Ekstrakt waniliowy .. ile razy spotykałam się z tymi słowami w przepisach i ciągle myślałam, ale to drogie a rzadko używane …aż kiedyś spotkałam się z przepisem na ekstrakt i od tej pory robię go sama.
Ekstrakt z wanilii
- 3 laski wanilii
- 250 ml wódki
- butelka z zamknięciem
Laski wanilii przeciąć wzdłuż, bardzo delikatnie żeby przez przypadek nie usunąć ziarenek.

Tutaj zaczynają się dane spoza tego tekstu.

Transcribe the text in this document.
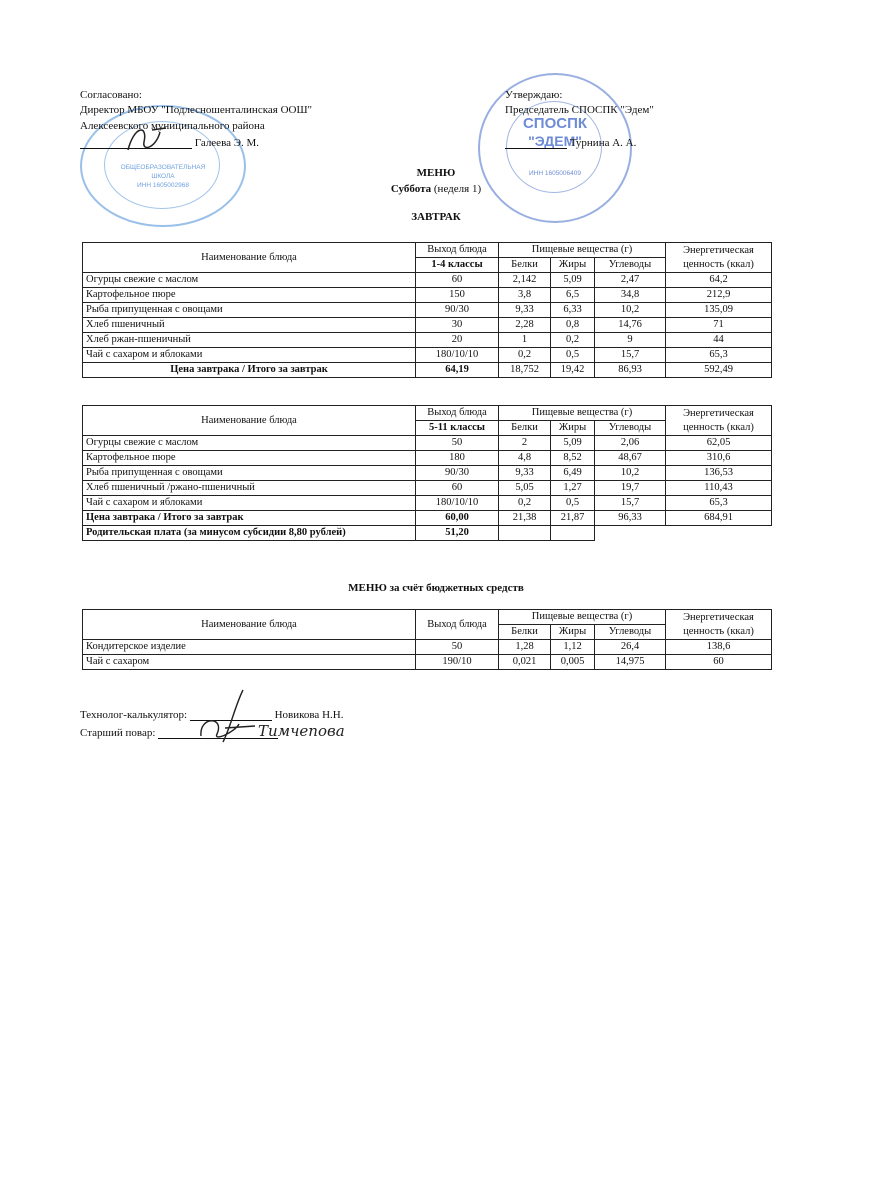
ОБЩЕОБРАЗОВАТЕЛЬНАЯ
ШКОЛА
ИНН 1605002968
СПОСПК
"ЭДЕМ"
ИНН 1605006409
Согласовано:
Директор МБОУ "Подлесношенталинская ООШ"
Алексеевского муниципального района
Галеева Э. М.
Утверждаю:
Председатель СПОСПК "Эдем"
Турнина А. А.
МЕНЮ
Суббота (неделя 1)
ЗАВТРАК
Наименование блюда	Выход блюда	Пищевые вещества (г)			Энергетическая
ценность (ккал)
	1-4 классы	Белки	Жиры	Углеводы	
Огурцы свежие с маслом	60	2,142	5,09	2,47	64,2
Картофельное пюре	150	3,8	6,5	34,8	212,9
Рыба припущенная с овощами	90/30	9,33	6,33	10,2	135,09
Хлеб пшеничный	30	2,28	0,8	14,76	71
Хлеб ржан-пшеничный	20	1	0,2	9	44
Чай с сахаром и яблоками	180/10/10	0,2	0,5	15,7	65,3
Цена завтрака / Итого за завтрак	64,19	18,752	19,42	86,93	592,49
Наименование блюда	Выход блюда	Пищевые вещества (г)			Энергетическая
ценность (ккал)
	5-11 классы	Белки	Жиры	Углеводы	
Огурцы свежие с маслом	50	2	5,09	2,06	62,05
Картофельное пюре	180	4,8	8,52	48,67	310,6
Рыба припущенная с овощами	90/30	9,33	6,49	10,2	136,53
Хлеб пшеничный /ржано-пшеничный	60	5,05	1,27	19,7	110,43
Чай с сахаром и яблоками	180/10/10	0,2	0,5	15,7	65,3
Цена завтрака / Итого за завтрак	60,00	21,38	21,87	96,33	684,91
Родительская плата (за минусом субсидии 8,80 рублей)	51,20				
МЕНЮ за счёт бюджетных средств
Наименование блюда	Выход блюда	Пищевые вещества (г)			Энергетическая
ценность (ккал)
		Белки	Жиры	Углеводы	
Кондитерское изделие	50	1,28	1,12	26,4	138,6
Чай с сахаром	190/10	0,021	0,005	14,975	60
Технолог-калькулятор:	Новикова Н.Н.
Старший повар:	Тимчепова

Do wyparzonej, suchej buteleczki włożyć laski wanilii i zalać wódką. Odstawić w ciemne miejsca i zapomnieć o nim .. na co najmniej 4 tygodnie. Ekstrakt po tym czasie jest gotowy do użycia, ale czym dłużej stoi tym będzie lepiej.
(Na zdjęciach ekstrakt 2 dniowy czym dłużej będzie stał tym ciemniejszą będzie miał barwę i mocniejszy aromat. )
Używam go do ciast, ciasteczek i innych słodyczy.
A przy okazji polecam też przepis na Domowy Cukier Waniliowy.
domowy najlepszy :)
to prawda :)
Mój ma już jakieś 1,5 roku. Co jakiś czas dorzucam laskę wanilii (już chyba z 15 sztuk tam jest) i dolewam wódki. I jest coraz bardziej aromatyczny i ciemniejszy.
Margarytka, co prawda to prawda :)
Ja od jakiegoś czasu robię ekstrakt troszkę inaczej. Zamiast wódki używam spirytusu nalewkowego (60%) i na pół litra daję 20 mięsistych i oleistych lasek wanilii. U mnie ekstrakt przed pierwszym użyciem leżakuje 3 miesiące, potrząsam butelką raz na tydzień.
Spirytus mocniej wyciąga z wanilii smak, i ekstrakt po 3 miesiącach jest czarny i bardzo aromatyczny. Kiedy ekstrakt się kończy (zostaje powiedzmy 1/4 objętości), dolewam spirytusu i dodaję kolejnych 5-7 lasek wanilii i odstawiam na miesiąc, potrząsając 2 razy w tygodniu.